Dieser Geschäftssinn sollte schnell die ersten Früchte tragen, bereits ein Jahr nach der Firmengründung hatte sich die Zahl der Mitarbeiter verdoppelt.

Nachdem zunächst vor allem Aufträge aus dem ehemaligen Westen kamen, waren die Arbeiten der Oberland Metallbau und Bauschlosserei GmbH auch immer mehr in der Region gefragt. Zu Steffen Franz’ Firmenphilosophie zählte zudem, das Portfolio stetig zu erweitern.

„Das war immer unsere große Stärke, dass wir viel abdecken konnten. Je komplexer der Auftrag war, umso besser war das für uns. Wir haben immer Vorhaben umgesetzt, für die es keine Kataloglösung gab“, so der Geschäftsführer. Mit der guten Auftragslage und der stetig wachsenden Mitarbeiterzahl blieb schließlich eine Erweiterung der Firma nicht aus. Im Jahr 1995 kaufte Steffen Franz ein weiteres Gebäude der ehemaligen Schweinemast und- zucht. „Das war ein beräumter Stall, woraus wir dann eine Produktionshalle gemacht haben“, berichtet der 64-Jährige. Fortan produzierte man auf einer Fläche von 1872 Quadratmetern.

Papierlose Werkstatt wird eingeführt

Doch nach den vom Aufschwung begleiteten Anfangsjahren wurden Ende der 90er-Jahre die Zeiten schwerer. „Der Wettbewerb und der Preisdruck waren größer.

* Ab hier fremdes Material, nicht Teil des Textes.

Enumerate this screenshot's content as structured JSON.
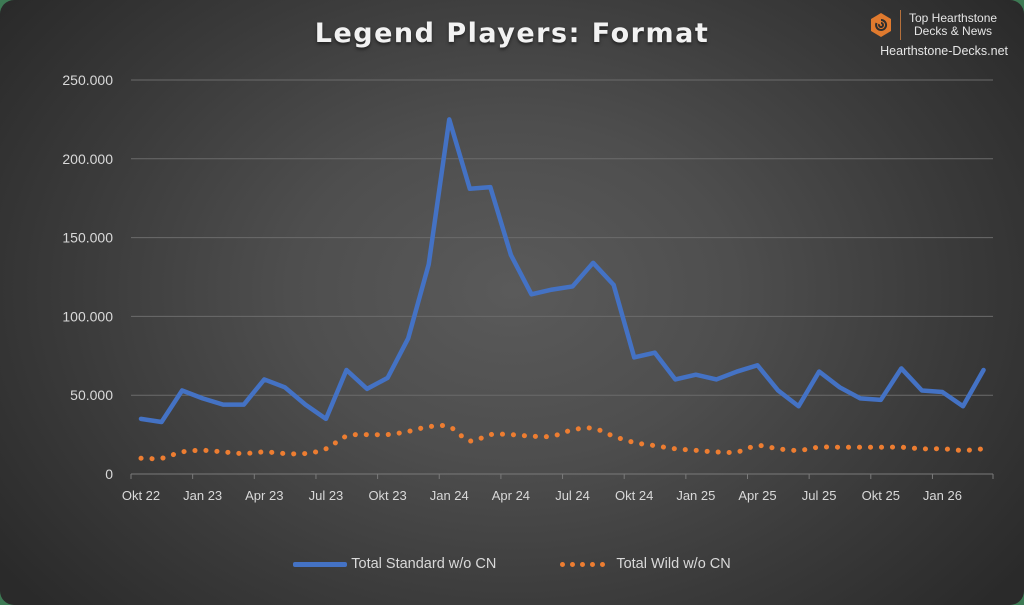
{
  "chart": {
    "title": "Legend Players: Format",
    "brand": {
      "tagline_1": "Top Hearthstone",
      "tagline_2": "Decks & News",
      "site": "Hearthstone-Decks.net",
      "logo_color": "#e07a2e",
      "logo_icon": "hearthstone-swirl-icon"
    },
    "legend": [
      {
        "label": "Total Standard w/o CN",
        "color": "#4472c4",
        "style": "solid"
      },
      {
        "label": "Total Wild w/o CN",
        "color": "#ed7d31",
        "style": "dotted"
      }
    ]
  },
  "chart_data": {
    "type": "line",
    "title": "Legend Players: Format",
    "xlabel": "",
    "ylabel": "",
    "ylim": [
      0,
      250000
    ],
    "yticks": [
      0,
      50000,
      100000,
      150000,
      200000,
      250000
    ],
    "ytick_labels": [
      "0",
      "50.000",
      "100.000",
      "150.000",
      "200.000",
      "250.000"
    ],
    "grid": true,
    "legend_position": "bottom",
    "x": [
      "Okt 22",
      "Nov 22",
      "Dez 22",
      "Jan 23",
      "Feb 23",
      "Mär 23",
      "Apr 23",
      "Mai 23",
      "Jun 23",
      "Jul 23",
      "Aug 23",
      "Sep 23",
      "Okt 23",
      "Nov 23",
      "Dez 23",
      "Jan 24",
      "Feb 24",
      "Mär 24",
      "Apr 24",
      "Mai 24",
      "Jun 24",
      "Jul 24",
      "Aug 24",
      "Sep 24",
      "Okt 24",
      "Nov 24",
      "Dez 24",
      "Jan 25",
      "Feb 25",
      "Mär 25",
      "Apr 25",
      "Mai 25",
      "Jun 25",
      "Jul 25",
      "Aug 25",
      "Sep 25",
      "Okt 25",
      "Nov 25",
      "Dez 25",
      "Jan 26",
      "Feb 26",
      "Mär 26"
    ],
    "xtick_labels": [
      "Okt 22",
      "Jan 23",
      "Apr 23",
      "Jul 23",
      "Okt 23",
      "Jan 24",
      "Apr 24",
      "Jul 24",
      "Okt 24",
      "Jan 25",
      "Apr 25",
      "Jul 25",
      "Okt 25",
      "Jan 26"
    ],
    "series": [
      {
        "name": "Total Standard w/o CN",
        "color": "#4472c4",
        "style": "solid",
        "values": [
          35000,
          33000,
          53000,
          48000,
          44000,
          44000,
          60000,
          55000,
          44000,
          35000,
          66000,
          54000,
          61000,
          86000,
          133000,
          225000,
          181000,
          182000,
          139000,
          114000,
          117000,
          119000,
          134000,
          120000,
          74000,
          77000,
          60000,
          63000,
          60000,
          65000,
          69000,
          53000,
          43000,
          65000,
          55000,
          48000,
          47000,
          67000,
          53000,
          52000,
          43000,
          66000
        ]
      },
      {
        "name": "Total Wild w/o CN",
        "color": "#ed7d31",
        "style": "dotted",
        "values": [
          10000,
          10000,
          14000,
          15000,
          14000,
          13000,
          14000,
          13000,
          13000,
          16000,
          24000,
          25000,
          25000,
          27000,
          30000,
          30000,
          21000,
          25000,
          25000,
          24000,
          24000,
          28000,
          29000,
          24000,
          20000,
          18000,
          16000,
          15000,
          14000,
          14000,
          18000,
          16000,
          15000,
          17000,
          17000,
          17000,
          17000,
          17000,
          16000,
          16000,
          15000,
          16000
        ]
      }
    ]
  }
}
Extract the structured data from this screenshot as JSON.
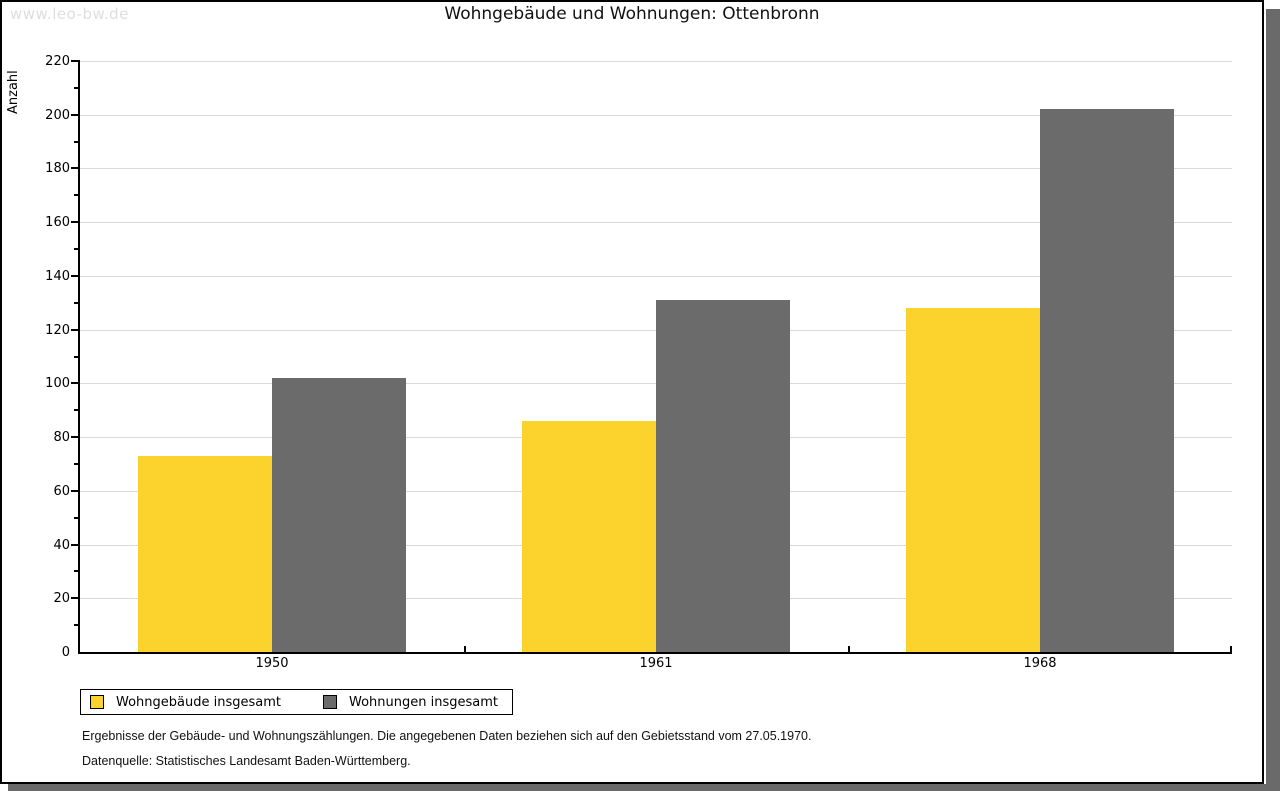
{
  "watermark": "www.leo-bw.de",
  "title": "Wohngebäude und Wohnungen: Ottenbronn",
  "chart_data": {
    "type": "bar",
    "title": "Wohngebäude und Wohnungen: Ottenbronn",
    "xlabel": "",
    "ylabel": "Anzahl",
    "categories": [
      "1950",
      "1961",
      "1968"
    ],
    "series": [
      {
        "name": "Wohngebäude insgesamt",
        "color": "#FCD32D",
        "values": [
          73,
          86,
          128
        ]
      },
      {
        "name": "Wohnungen insgesamt",
        "color": "#6B6B6B",
        "values": [
          102,
          131,
          202
        ]
      }
    ],
    "ylim": [
      0,
      220
    ],
    "ytick_major": 20,
    "ytick_minor": 10,
    "grid": true,
    "legend_position": "bottom-left",
    "gridline_color": "#D9D9D9"
  },
  "footer": {
    "note": "Ergebnisse der Gebäude- und Wohnungszählungen. Die angegebenen Daten beziehen sich auf den Gebietsstand vom 27.05.1970.",
    "source": "Datenquelle: Statistisches Landesamt Baden-Württemberg."
  }
}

Da kamen erst mal ein paar harte Jahre“, erinnert sich Steffen Franz. Anfang der 2000er-Jahre wendete sich das Blatt jedoch wieder, sodass 2002 erneut in den Standort in Weira investiert werden konnte – und zwar in die Blechbearbeitung. Drei Jahre später, zum 15-jährigen Bestehen, folgte ein weiterer Schritt. Ein Profilbearbeitungszentrum wurde in Betrieb genommen. „Dadurch haben wir viel handwerkliche Arbeit weggenommen. Die Tätigkeiten haben sich somit größtenteils hin zu Produktion und Montage verschoben“, so Steffen Franz.

In den Jahren 2010 und 2011 vergrößerte sich das Unternehmen erneut – es kamen durch Umbau und Zukauf zwei weitere Fertigungshallen hinzu. 2016 folgte der Anbau eines Bürokomplexes und die Inbetriebnahme des Blechbearbeitungszentrums. „Wir haben zwischen 2015 und 2020 rund 1,5 Millionen Euro die Erweiterung der Firma und in Maschinen investiert“, so Steffen Franz.

Weitere Investitionen seien auch in Zukunft vorgesehen. Derzeit sei man dabei, die papierlose Werkstatt einzuführen. Das heißt, die Zeichenpläne kommen nicht mehr in gedruckter Form daher, sondern werden künftig über Bildschirme eingesehen. „Das hat nicht nur den Vorteil, Ressourcen zu sparen, sondern ermöglicht auch noch eine bessere Sicht darauf, in welcher Bearbeitungsphase die Teile gerade sind“, erklärt Steffen Franz.

Der Geschäftsführer will sich in den kommenden Jahren aus dem Unternehmen zurückziehen. „Die Weichen für die Übergabe sind gestellt“, sagt er mit Blick auf den Wechsel an der Spitze der Firma. Bereits seit Mitte der 2000er-Jahre sind seine beiden Söhne Andreas und Alexander als Geschäftsführer eingestiegen, seit 2016 ist außerdem auch Sohn Sebastian im Unternehmen tätig.

Das 30-jährige Bestehen soll dann am 5. September ab 10 Uhr mit einem Tag der offenen Tür gefeiert werden. Vorgesehen sind Führungen durch die Firma. Außerdem ist ein Familienfest geplant. Auf die kleinen Besucher warten unter anderem Hüpfburg, Torwand und Bastelstraße.